Far and away from the eye of "human resources" and in situations of stress and under duress I've seen and experienced bizarre behavior among team members. We quickly shift to our lizard brain. This is another primary reason to work in teams and not solo.
There is an us versus them mindset acquired through training to teach us to kill another human. In the military part of it includes dehumanizing opposition enough that soldiers justify taking the shot. This is why discrimination like racism subtly persists in these types of cultures.
During my wartime experience our expression for everything we encountered on patrol was "hadji." We were sometimes intentionally and often unintentionally discriminatory towards everyone we encountered. Being a mix of middle-class Western youth from around the world, most of our communications we figured out on our own. This kind of mindset is not compatible for a constable on patrol (COP) in our community for many reasons.
Why? Because we get locked in. If we linger too long in the dark mindset required to kill and survive we get stuck. The "Off" switch gets more difficult to flip.
Remember, stare too long into the abyss and it starts to stare back. Our teammate's role is to keep us out of the staring contest.
Regardless, the responsibility of using lethal force for motivations other than survival (human v. nature), either here at home or abroad, has a duty to consider human rights.
We know the police have no legal responsibility to protect our lives with theirs because they are not soldiers, so their firearms are not for our protection, but their protection should they need to lethally defend themselves when they answer an emergency call.
Indubisouly, when a human is given a tool, such as a pistol, then trained how to use it, they retain a desire to use it.
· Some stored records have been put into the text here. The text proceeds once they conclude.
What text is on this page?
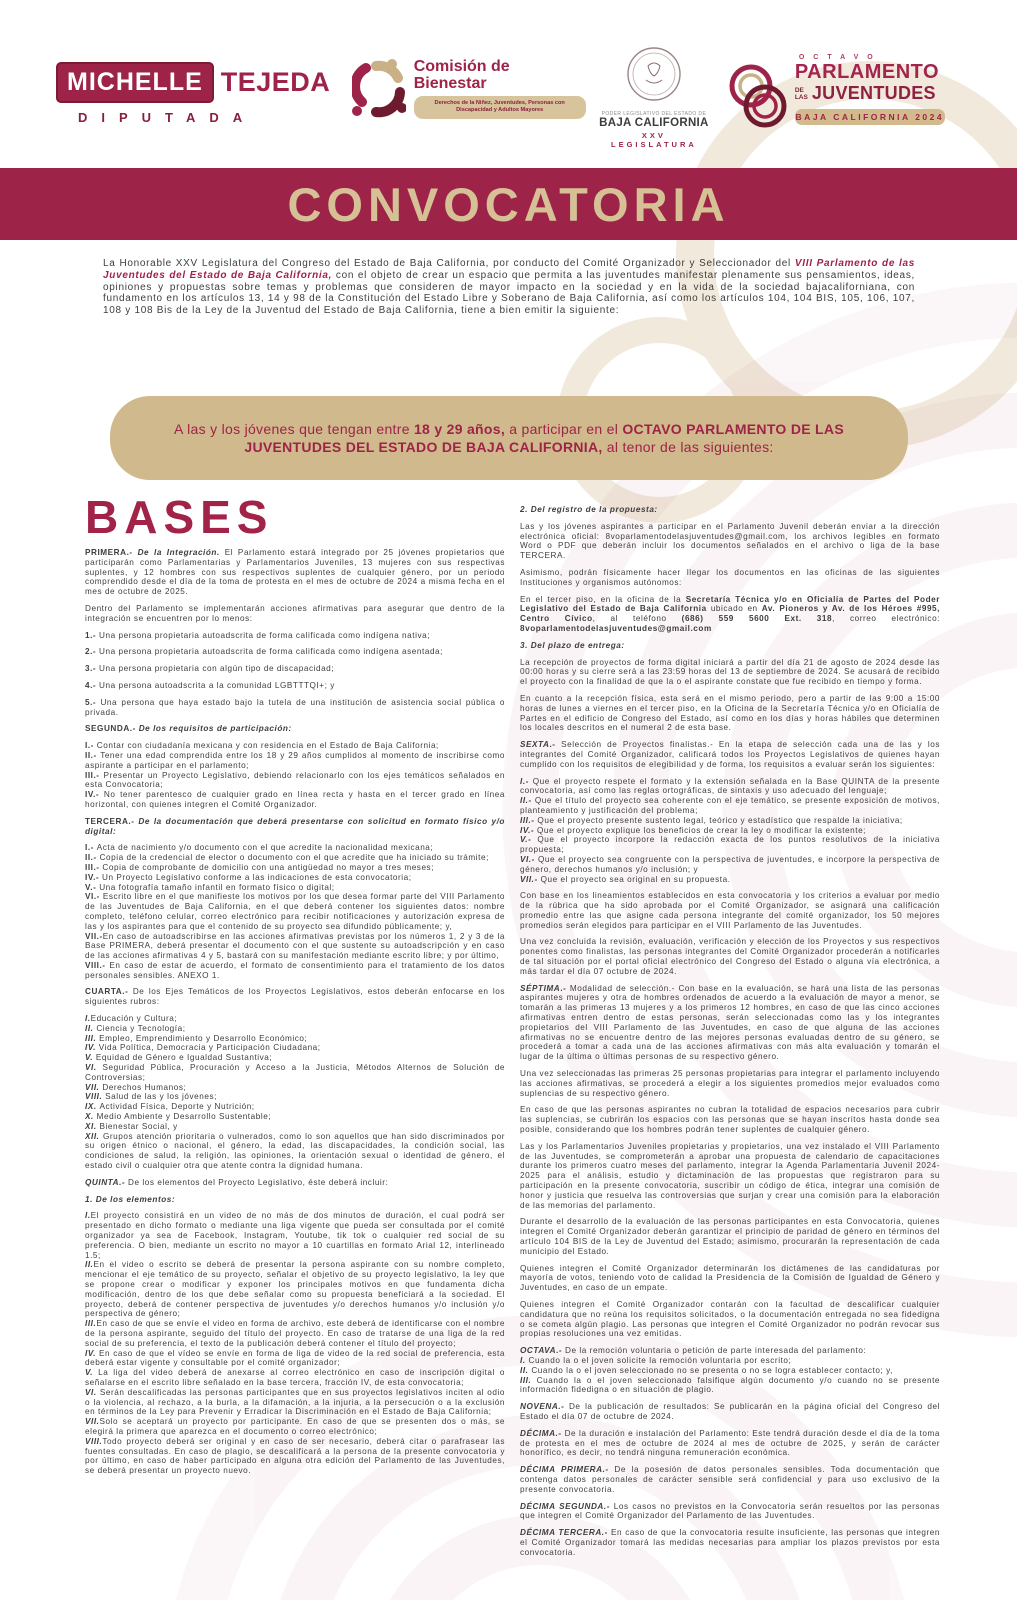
MICHELLE TEJEDA
DIPUTADA
Comisión de
Bienestar
Derechos de la Niñez, Juventudes, Personas con Discapacidad y Adultos Mayores
PODER LEGISLATIVO DEL ESTADO DE
BAJA CALIFORNIA
XXV LEGISLATURA
OCTAVO
PARLAMENTO
DE
LAS JUVENTUDES
BAJA CALIFORNIA 2024
CONVOCATORIA
La Honorable XXV Legislatura del Congreso del Estado de Baja California, por conducto del Comité Organizador y Seleccionador del VIII Parlamento de las Juventudes del Estado de Baja California, con el objeto de crear un espacio que permita a las juventudes manifestar plenamente sus pensamientos, ideas, opiniones y propuestas sobre temas y problemas que consideren de mayor impacto en la sociedad y en la vida de la sociedad bajacaliforniana, con fundamento en los artículos 13, 14 y 98 de la Constitución del Estado Libre y Soberano de Baja California, así como los artículos 104, 104 BIS, 105, 106, 107, 108 y 108 Bis de la Ley de la Juventud del Estado de Baja California, tiene a bien emitir la siguiente:
A las y los jóvenes que tengan entre 18 y 29 años, a participar en el OCTAVO PARLAMENTO DE LAS JUVENTUDES DEL ESTADO DE BAJA CALIFORNIA, al tenor de las siguientes:
BASES

PRIMERA.- De la Integración. El Parlamento estará integrado por 25 jóvenes propietarios que participarán como Parlamentarias y Parlamentarios Juveniles, 13 mujeres con sus respectivas suplentes, y 12 hombres con sus respectivos suplentes de cualquier género, por un periodo comprendido desde el día de la toma de protesta en el mes de octubre de 2024 a misma fecha en el mes de octubre de 2025.

Dentro del Parlamento se implementarán acciones afirmativas para asegurar que dentro de la integración se encuentren por lo menos:

1.- Una persona propietaria autoadscrita de forma calificada como indígena nativa;

2.- Una persona propietaria autoadscrita de forma calificada como indígena asentada;

3.- Una persona propietaria con algún tipo de discapacidad;

4.- Una persona autoadscrita a la comunidad LGBTTTQI+; y

5.- Una persona que haya estado bajo la tutela de una institución de asistencia social pública o privada.

SEGUNDA.- De los requisitos de participación:

I.- Contar con ciudadanía mexicana y con residencia en el Estado de Baja California;

II.- Tener una edad comprendida entre los 18 y 29 años cumplidos al momento de inscribirse como aspirante a participar en el parlamento;

III.- Presentar un Proyecto Legislativo, debiendo relacionarlo con los ejes temáticos señalados en esta Convocatoria;

IV.- No tener parentesco de cualquier grado en línea recta y hasta en el tercer grado en línea horizontal, con quienes integren el Comité Organizador.

TERCERA.- De la documentación que deberá presentarse con solicitud en formato físico y/o digital:

I.- Acta de nacimiento y/o documento con el que acredite la nacionalidad mexicana;

II.- Copia de la credencial de elector o documento con el que acredite que ha iniciado su trámite;

III.- Copia de comprobante de domicilio con una antigüedad no mayor a tres meses;

IV.- Un Proyecto Legislativo conforme a las indicaciones de esta convocatoria;

V.- Una fotografía tamaño infantil en formato físico o digital;

VI.- Escrito libre en el que manifieste los motivos por los que desea formar parte del VIII Parlamento de las Juventudes de Baja California, en el que deberá contener los siguientes datos: nombre completo, teléfono celular, correo electrónico para recibir notificaciones y autorización expresa de las y los aspirantes para que el contenido de su proyecto sea difundido públicamente; y,

VII.-En caso de autoadscribirse en las acciones afirmativas previstas por los números 1, 2 y 3 de la Base PRIMERA, deberá presentar el documento con el que sustente su autoadscripción y en caso de las acciones afirmativas 4 y 5, bastará con su manifestación mediante escrito libre; y por último,

VIII.- En caso de estar de acuerdo, el formato de consentimiento para el tratamiento de los datos personales sensibles. ANEXO 1.

CUARTA.- De los Ejes Temáticos de los Proyectos Legislativos, estos deberán enfocarse en los siguientes rubros:

I.Educación y Cultura;

II. Ciencia y Tecnología;

III. Empleo, Emprendimiento y Desarrollo Económico;

IV. Vida Política, Democracia y Participación Ciudadana;

V. Equidad de Género e Igualdad Sustantiva;

VI. Seguridad Pública, Procuración y Acceso a la Justicia, Métodos Alternos de Solución de Controversias;

VII. Derechos Humanos;

VIII. Salud de las y los jóvenes;

IX. Actividad Física, Deporte y Nutrición;

X. Medio Ambiente y Desarrollo Sustentable;

XI. Bienestar Social, y

XII. Grupos atención prioritaria o vulnerados, como lo son aquellos que han sido discriminados por su origen étnico o nacional, el género, la edad, las discapacidades, la condición social, las condiciones de salud, la religión, las opiniones, la orientación sexual o identidad de género, el estado civil o cualquier otra que atente contra la dignidad humana.

QUINTA.- De los elementos del Proyecto Legislativo, éste deberá incluir:

1. De los elementos:

I.El proyecto consistirá en un video de no más de dos minutos de duración, el cual podrá ser presentado en dicho formato o mediante una liga vigente que pueda ser consultada por el comité organizador ya sea de Facebook, Instagram, Youtube, tik tok o cualquier red social de su preferencia. O bien, mediante un escrito no mayor a 10 cuartillas en formato Arial 12, interlineado 1.5;

II.En el video o escrito se deberá de presentar la persona aspirante con su nombre completo, mencionar el eje temático de su proyecto, señalar el objetivo de su proyecto legislativo, la ley que se propone crear o modificar y exponer los principales motivos en que fundamenta dicha modificación, dentro de los que debe señalar como su propuesta beneficiará a la sociedad. El proyecto, deberá de contener perspectiva de juventudes y/o derechos humanos y/o inclusión y/o perspectiva de género;

III.En caso de que se envíe el video en forma de archivo, este deberá de identificarse con el nombre de la persona aspirante, seguido del título del proyecto. En caso de tratarse de una liga de la red social de su preferencia, el texto de la publicación deberá contener el título del proyecto;

IV. En caso de que el vídeo se envíe en forma de liga de video de la red social de preferencia, esta deberá estar vigente y consultable por el comité organizador;

V. La liga del video deberá de anexarse al correo electrónico en caso de inscripción digital o señalarse en el escrito libre señalado en la base tercera, fracción IV, de esta convocatoria;

VI. Serán descalificadas las personas participantes que en sus proyectos legislativos inciten al odio o la violencia, al rechazo, a la burla, a la difamación, a la injuria, a la persecución o a la exclusión en términos de la Ley para Prevenir y Erradicar la Discriminación en el Estado de Baja California;

VII.Solo se aceptará un proyecto por participante. En caso de que se presenten dos o más, se elegirá la primera que aparezca en el documento o correo electrónico;

VIII.Todo proyecto deberá ser original y en caso de ser necesario, deberá citar o parafrasear las fuentes consultadas. En caso de plagio, se descalificará a la persona de la presente convocatoria y por último, en caso de haber participado en alguna otra edición del Parlamento de las Juventudes, se deberá presentar un proyecto nuevo.

2. Del registro de la propuesta:

Las y los jóvenes aspirantes a participar en el Parlamento Juvenil deberán enviar a la dirección electrónica oficial: 8voparlamentodelasjuventudes@gmail.com, los archivos legibles en formato Word o PDF que deberán incluir los documentos señalados en el archivo o liga de la base TERCERA.

Asimismo, podrán físicamente hacer llegar los documentos en las oficinas de las siguientes Instituciones y organismos autónomos:

En el tercer piso, en la oficina de la Secretaría Técnica y/o en Oficialía de Partes del Poder Legislativo del Estado de Baja California ubicado en Av. Pioneros y Av. de los Héroes #995, Centro Cívico, al teléfono (686) 559 5600 Ext. 318, correo electrónico: 8voparlamentodelasjuventudes@gmail.com

3. Del plazo de entrega:

La recepción de proyectos de forma digital iniciará a partir del día 21 de agosto de 2024 desde las 00:00 horas y su cierre será a las 23:59 horas del 13 de septiembre de 2024. Se acusará de recibido el proyecto con la finalidad de que la o el aspirante constate que fue recibido en tiempo y forma.

En cuanto a la recepción física, esta será en el mismo periodo, pero a partir de las 9:00 a 15:00 horas de lunes a viernes en el tercer piso, en la Oficina de la Secretaría Técnica y/o en Oficialía de Partes en el edificio de Congreso del Estado, así como en los días y horas hábiles que determinen los locales descritos en el numeral 2 de esta base.

SEXTA.- Selección de Proyectos finalistas.- En la etapa de selección cada una de las y los integrantes del Comité Organizador, calificará todos los Proyectos Legislativos de quienes hayan cumplido con los requisitos de elegibilidad y de forma, los requisitos a evaluar serán los siguientes:

I.- Que el proyecto respete el formato y la extensión señalada en la Base QUINTA de la presente convocatoria, así como las reglas ortográficas, de sintaxis y uso adecuado del lenguaje;

II.- Que el título del proyecto sea coherente con el eje temático, se presente exposición de motivos, planteamiento y justificación del problema;

III.- Que el proyecto presente sustento legal, teórico y estadístico que respalde la iniciativa;

IV.- Que el proyecto explique los beneficios de crear la ley o modificar la existente;

V.- Que el proyecto incorpore la redacción exacta de los puntos resolutivos de la iniciativa propuesta;

VI.- Que el proyecto sea congruente con la perspectiva de juventudes, e incorpore la perspectiva de género, derechos humanos y/o inclusión; y

VII.- Que el proyecto sea original en su propuesta.

Con base en los lineamientos establecidos en esta convocatoria y los criterios a evaluar por medio de la rúbrica que ha sido aprobada por el Comité Organizador, se asignará una calificación promedio entre las que asigne cada persona integrante del comité organizador, los 50 mejores promedios serán elegidos para participar en el VIII Parlamento de las Juventudes.

Una vez concluida la revisión, evaluación, verificación y elección de los Proyectos y sus respectivos ponentes como finalistas, las personas integrantes del Comité Organizador procederán a notificarles de tal situación por el portal oficial electrónico del Congreso del Estado o alguna vía electrónica, a más tardar el día 07 octubre de 2024.

SÉPTIMA.- Modalidad de selección.- Con base en la evaluación, se hará una lista de las personas aspirantes mujeres y otra de hombres ordenados de acuerdo a la evaluación de mayor a menor, se tomarán a las primeras 13 mujeres y a los primeros 12 hombres, en caso de que las cinco acciones afirmativas entren dentro de estas personas, serán seleccionadas como las y los integrantes propietarios del VIII Parlamento de las Juventudes, en caso de que alguna de las acciones afirmativas no se encuentre dentro de las mejores personas evaluadas dentro de su género, se procederá a tomar a cada una de las acciones afirmativas con más alta evaluación y tomarán el lugar de la última o últimas personas de su respectivo género.

Una vez seleccionadas las primeras 25 personas propietarias para integrar el parlamento incluyendo las acciones afirmativas, se procederá a elegir a los siguientes promedios mejor evaluados como suplencias de su respectivo género.

En caso de que las personas aspirantes no cubran la totalidad de espacios necesarios para cubrir las suplencias, se cubrirán los espacios con las personas que se hayan inscritos hasta donde sea posible, considerando que los hombres podrán tener suplentes de cualquier género.

Las y los Parlamentarios Juveniles propietarias y propietarios, una vez instalado el VIII Parlamento de las Juventudes, se comprometerán a aprobar una propuesta de calendario de capacitaciones durante los primeros cuatro meses del parlamento, integrar la Agenda Parlamentaria Juvenil 2024-2025 para el análisis, estudio y dictaminación de las propuestas que registraron para su participación en la presente convocatoria, suscribir un código de ética, integrar una comisión de honor y justicia que resuelva las controversias que surjan y crear una comisión para la elaboración de las memorias del parlamento.

Durante el desarrollo de la evaluación de las personas participantes en esta Convocatoria, quienes integren el Comité Organizador deberán garantizar el principio de paridad de género en términos del artículo 104 BIS de la Ley de Juventud del Estado; asimismo, procurarán la representación de cada municipio del Estado.

Quienes integren el Comité Organizador determinarán los dictámenes de las candidaturas por mayoría de votos, teniendo voto de calidad la Presidencia de la Comisión de Igualdad de Género y Juventudes, en caso de un empate.

Quienes integren el Comité Organizador contarán con la facultad de descalificar cualquier candidatura que no reúna los requisitos solicitados, o la documentación entregada no sea fidedigna o se cometa algún plagio. Las personas que integren el Comité Organizador no podrán revocar sus propias resoluciones una vez emitidas.

OCTAVA.- De la remoción voluntaria o petición de parte interesada del parlamento:

I. Cuando la o el joven solicite la remoción voluntaria por escrito;

II. Cuando la o el joven seleccionado no se presenta o no se logra establecer contacto; y,

III. Cuando la o el joven seleccionado falsifique algún documento y/o cuando no se presente información fidedigna o en situación de plagio.

NOVENA.- De la publicación de resultados: Se publicarán en la página oficial del Congreso del Estado el día 07 de octubre de 2024.

DÉCIMA.- De la duración e instalación del Parlamento: Este tendrá duración desde el día de la toma de protesta en el mes de octubre de 2024 al mes de octubre de 2025, y serán de carácter honorífico, es decir, no tendrá ninguna remuneración económica.

DÉCIMA PRIMERA.- De la posesión de datos personales sensibles. Toda documentación que contenga datos personales de carácter sensible será confidencial y para uso exclusivo de la presente convocatoria.

DÉCIMA SEGUNDA.- Los casos no previstos en la Convocatoria serán resueltos por las personas que integren el Comité Organizador del Parlamento de las Juventudes.

DÉCIMA TERCERA.- En caso de que la convocatoria resulte insuficiente, las personas que integren el Comité Organizador tomará las medidas necesarias para ampliar los plazos previstos por esta convocatoria.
Our "use" of a thing -- is restrained by access, judgement, and desire. Desire is dangerous because it can cause us to preemptively see pieces fall in to place.
Stacked somewhere towards the top is the natural tension that occurs between law enforcement, the corporal arm of government, and the public. Many people don't see the cops as a force for "good" and speaking to police causes anxiety and stress.
Objectively, the police are class traitors. It isn't their fault, it's our system of governance that is subtly rigged to support corporate interests. The police help protect their interests while keeping us, the lower classes, in compliance. The wealthy are afraid of the poor with good reason.
Training the police and adding more police comes with tax increases. The problem is not enough bodies. It's systemic inefficiency in response protocols, mission creep, and poor policy guidance. We could redesign these systems at anytime to be more efficient, equitable, and effective.
Plainly said, our policing system is incorrectly designed and sets people up for failure in the community.
Defunding the police is making that statement that we are okay with the same oppression just under funded.